3. The OpenClaw involvement
"OpenClaw" played a double role in this event, representing a new era of AI-driven cybercrime:
- The Attacker's Bot: The hack was initiated by an autonomous AI agent named hackerbot-claw (which used the OpenClaw framework). This bot automatically scanned tens of thousands of GitHub projects to find the exact "unpinned" security tool mistake mentioned above. This is considered one of the first major cases of an AI agent attacking AI infrastructure.
- The Impacted Users: OpenClaw is a popular AI personal assistant that often runs through LiteLLM. Because these two tools are so closely linked, thousands of OpenClaw users were among the first to be infected, as their setups automatically pulled the bad LiteLLM update.
Summary
LiteLLM tried to be safe by using a security scanner (Trivy), but they left the "front door" unlocked by not locking the scanner to a specific version. An AI-powered hacker bot (OpenClaw/hackerbot-claw) found that unlocked door, stole the keys to the factory, and started putting "poison" into the LiteLLM updates. The only reason it didn't stay hidden longer was that the poison was so strong it crashed the computers it was meant to rob.

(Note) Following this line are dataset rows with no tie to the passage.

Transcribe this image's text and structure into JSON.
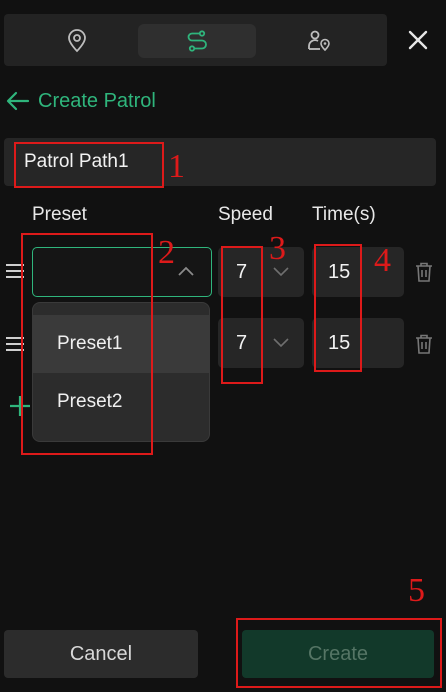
{
  "tabs": [
    {
      "icon": "location-pin-icon",
      "active": false
    },
    {
      "icon": "route-icon",
      "active": true
    },
    {
      "icon": "person-location-icon",
      "active": false
    }
  ],
  "header": {
    "back_label": "Create Patrol"
  },
  "form": {
    "name_value": "Patrol Path1",
    "columns": {
      "preset": "Preset",
      "speed": "Speed",
      "time": "Time(s)"
    },
    "rows": [
      {
        "preset": "",
        "speed": "7",
        "time": "15"
      },
      {
        "preset": "",
        "speed": "7",
        "time": "15"
      }
    ],
    "preset_options": [
      "Preset1",
      "Preset2"
    ]
  },
  "buttons": {
    "cancel": "Cancel",
    "create": "Create"
  },
  "annotations": [
    "1",
    "2",
    "3",
    "4",
    "5"
  ],
  "colors": {
    "accent": "#2fb57c",
    "background": "#111111",
    "annotation": "#dd1a1a",
    "create_bg": "#12392a"
  }
}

The Lesson: In 2026, even your security tools can be compromised and the fact that something is "open source" doesn't automatically mean it is safe, because open source supply chain is so deep and wide that you don't really know what hides in all dependencies.
AmiBroker is unaffected
As far as AmiBroker is concerned, we are NOT using 3rd party libraries for LLM access. AmiBroker talks to OpenAI / Google HTTP APIs directly, natively using in-house developed code, written in C++ with bare human hands
. AmiBroker uses just core Windows Internet functions (WINET) (like InterentOpenURL). No Python involved. No way for Python / pip update to affect anything inside AmiBroker.